According to the media, Paris' argument was accepted by the EC. As a result, the draft legislation was amended to loosen safeguards for the journalists' immunity. The EC's original list of "serious crimes" allowing surveillance on reporters was replaced by a broader 2002's Council Framework Decision of the European arrest warrant consisting of 32 offenses.
The development triggered a storm of criticism from European journalist organizations, NGOs and activist groups. In particular, the European Federation of Journalists (EFJ), representing over 300,000 members, denounced the EU's move as a "blow to media freedom". The EFJ warned that empowering EU governments to install spyware on journalists’ devices under the guise of "national security" would in particular have a "chilling effect on whistleblowers" and confidential sources.
"Since the eighteenth century when newspapers began to circulate, the secrecy of sources has been sacrosanct," Professor Ellis Cashmore, the author of Screen Society and an independent media analyst, told Sputnik. "Journalists have, over generations, respected this and steadfastly refused to reveal sources. As recently as 2005, Judith Miller, a New York Times journalist, was sentenced to prison for not revealing sources. So, it is an extremely important principle in the media."

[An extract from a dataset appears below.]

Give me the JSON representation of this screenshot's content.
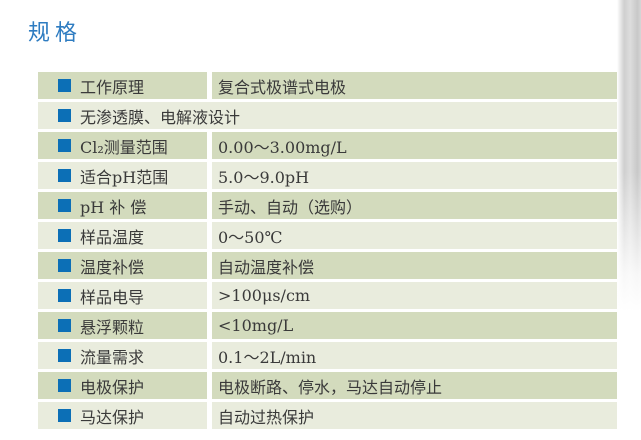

For their part, the British media warned that despite the UK leaving the EU, the bloc's legislation in its current form poses a surveillance risk to British journalists residing in the EU. European Digital Rights (EDRi), a network of digital rights advocates, urged the European Council to reconsider the legislation's spyware provisions.
The proposed legislation will not only infringe the freedom of press but contribute to the further erosion of the public trust in the Western mainstream media which is increasingly merging with the government and elitist structures, according to Sputnik's interlocutors.
"The two cataclysmic events of the COVID pandemic and the Ukraine conflict have changed the media's relationships with governments," explained Cashmore. "One important effect is what we might call a neutering of the media. I mean by this that news organizations are now so reliant on governments for intel that they have been deterred from being critical of administrations. In the West, the phrase is 'do not bite the hand that feeds you'."
One shouldn't delude oneself into believing that those proposing the spyware provision are really concerned about "national interests," echoed Lucy Komisar: "The security they are protecting is not that of European nations but of themselves," she pointed out.
According to Komisar, much of the Western media "already walks in lock-step with their governments." The newly proposed bill "aims at the few courageous ones left, to keep the public from finding out about officials’ abuses and lies" and "to intimidate the few Julian Assanges who are left in European media that reach the broad public."
Once the legislation is passed "real journalists will have to do what other critics of repressive governments do: user burner phones, have computers not connected to the internet, have secret meetings with brave sources," the investigative journalist projected.
"Democracy is distorted when citizens are prevented from getting the information they need for informed choices," Komisar warned.